Des femmes victimes de violences conjugales sommées de quitter leur hébergement d’urgence par la préfecture de la Haute-Garonne ? « Depuis trois semaines, 33 femmes - certaines accompagnées d’enfants - ont été informées par les services de l’État de la fin de leur hébergement à l’hôtel, sans qu’aucune solution alternative ne leur soit proposée », ont assuré la Fédération des acteurs de la solidarité (FAS) d’Occitanie et la Fédération nationale solidarité femmes (FNSF) dans un communiqué publié mardi.

« Sous huit jours, elles doivent quitter l’hôtel qu’elles occupaient depuis plusieurs mois », explique à l’AFP Anne-Claire Hochedel, déléguée régionale de la FAS. Les associations craignent que ces femmes soient contraintes de retourner vivre avec un conjoint violent, ou qu’elles soient soumises à d’autres violences, « notamment des violences sexuelles pour obtenir la possibilité d’être hébergées », souligne Françoise Brié, directrice générale de la FNSF.

La FNSF a lancé une enquête au sein de son réseau d’associations pour savoir si des fins de mise à l’abri avaient été constatées ailleurs en France. Brié précise avoir reçu deux autres « alertes » dans l’Essonne et en Vendée, sans savoir combien de femmes sont concernées.



Un dispositif d’accueil « saturé »

De son côté, la préfecture justifie la fin des prises en charge par leur durée « excédant un an », face à un dispositif d’accueil « saturé ». « La volonté du préfet est de préserver l’inconditionnalité de l’accueil, mais celui-ci doit faire l’objet d’un accompagnement social, permettant de réévaluer les situations et de trouver une issue à l’hébergement d’urgence », soutient-elle.

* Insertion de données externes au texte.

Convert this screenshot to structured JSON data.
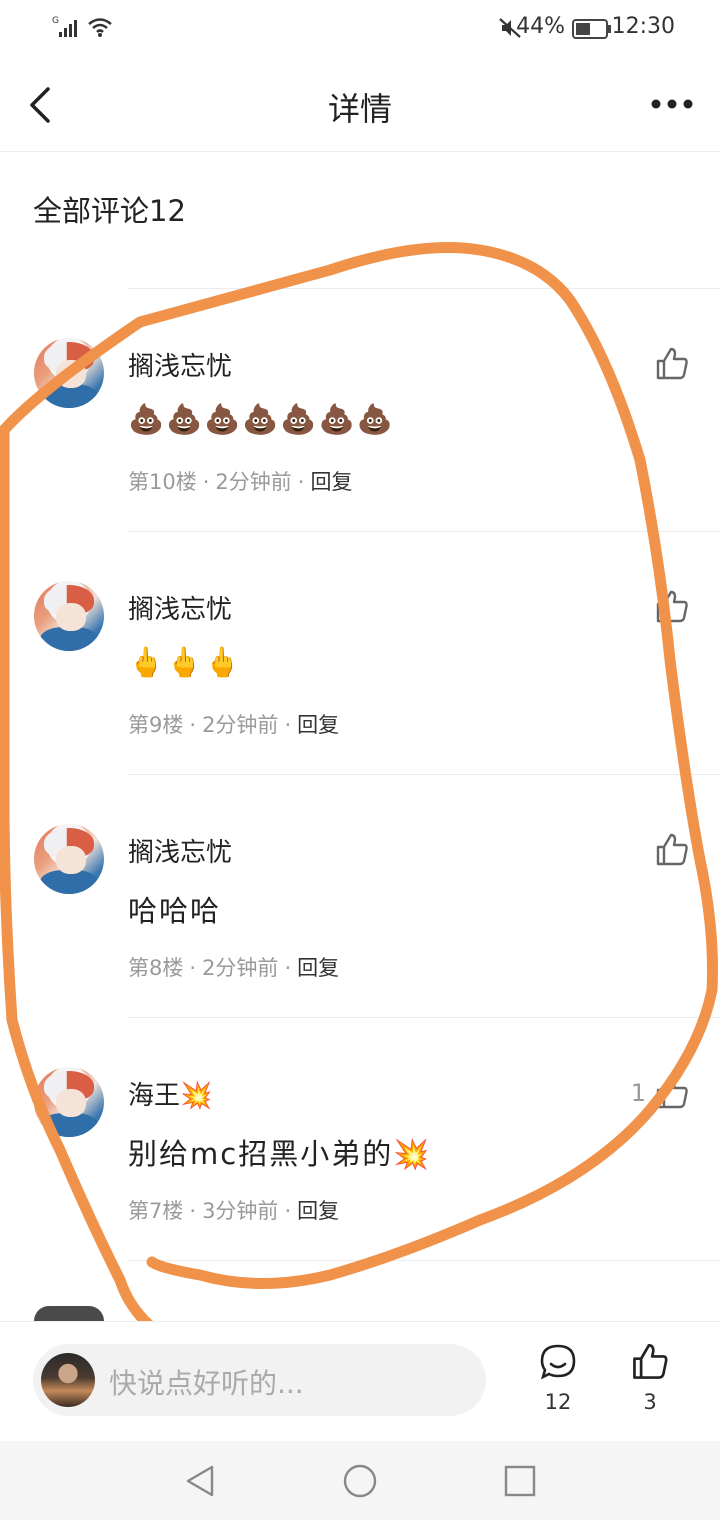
{
  "status_bar": {
    "signal_label": "G",
    "battery_percent": "44%",
    "time": "12:30",
    "icons": [
      "signal-icon",
      "wifi-icon",
      "mute-icon",
      "battery-icon"
    ]
  },
  "nav": {
    "title": "详情",
    "back_icon": "back-arrow-icon",
    "more_icon": "more-icon"
  },
  "comments_header": "全部评论12",
  "comments": [
    {
      "username": "搁浅忘忧",
      "content": "💩💩💩💩💩💩💩",
      "floor": "第10楼",
      "time": "2分钟前",
      "reply": "回复",
      "likes": ""
    },
    {
      "username": "搁浅忘忧",
      "content": "🖕🖕🖕",
      "floor": "第9楼",
      "time": "2分钟前",
      "reply": "回复",
      "likes": ""
    },
    {
      "username": "搁浅忘忧",
      "content": "哈哈哈",
      "floor": "第8楼",
      "time": "2分钟前",
      "reply": "回复",
      "likes": ""
    },
    {
      "username": "海王💥",
      "content": "别给mc招黑小弟的💥",
      "floor": "第7楼",
      "time": "3分钟前",
      "reply": "回复",
      "likes": "1"
    }
  ],
  "meta_separator": "·",
  "bottom_bar": {
    "placeholder": "快说点好听的...",
    "comment_count": "12",
    "like_count": "3"
  },
  "colors": {
    "annotation": "#f0924a",
    "divider": "#ececec",
    "meta_text": "#9a9a9a"
  }
}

« Le dispositif vise un accueil en hébergement répondant à des situations d’urgence, voire d’extrême urgence, permettant à ces femmes d’être mises à l’abri sans délai et sans condition. En revanche, le dispositif ne permet en aucun cas l’accès direct à un logement, et si des prises en charge sur une trop longue durée en hébergement dédié à l’urgence ont pu avoir cours, cette durée de prise en charge doit demeurer l’exception », précise la préfecture de la Haute-Garonne dans un communiqué.

Une centaine de personnes, essentiellement des travailleuses sociales, se sont rassemblées à la mi-journée à Toulouse pour demander la réintégration des 33 femmes dans le dispositif d’hébergement d’urgence. Beaucoup refusent de s’exprimer en leur nom, par devoir de réserve pour celles qui travaillent dans des services de l’Etat ou par peur d’un impact sur leurs subventions pour celles qui sont en association.

« Un pas en arrière énorme »

« Quand les femmes ont assez de ressource et de force pour partir (du domicile conjugal), il faut une logistique derrière pour les accueillir, sinon notre travail ne sert à rien ! », s’indigne Anabelle Lhuaire, 52 ans, qui s’occupe de l’accueil de jour dans une structure pour les victimes de violences. « C’est un pas en arrière énorme, c’est très grave, surtout quand on voit le nombre de féminicides chaque année », dénonce Coline Auroy, coordinatrice au sein de l’association Espoir, qui héberge des personnes en situation d’exclusion.

Selon la déléguée régionale de la FAS, ces décisions de la préfecture s’inscrivent dans une politique générale de limitation du nombre de nuitées hôtelières pour les personnes sans domicile, qui sont coûteuses pour l’Etat.

Dans le budget 2023, le gouvernement avait initialement prévu de supprimer 14.000 places d’hébergement d’urgence, mais y avait renoncé après les protestations de maires et d’associations. L’Etat crée en parallèle des places pour les femmes victimes de violences, avec l’objectif d’en atteindre 11.000 dans l’année. La FNSF estime qu’il en faudrait 15.000.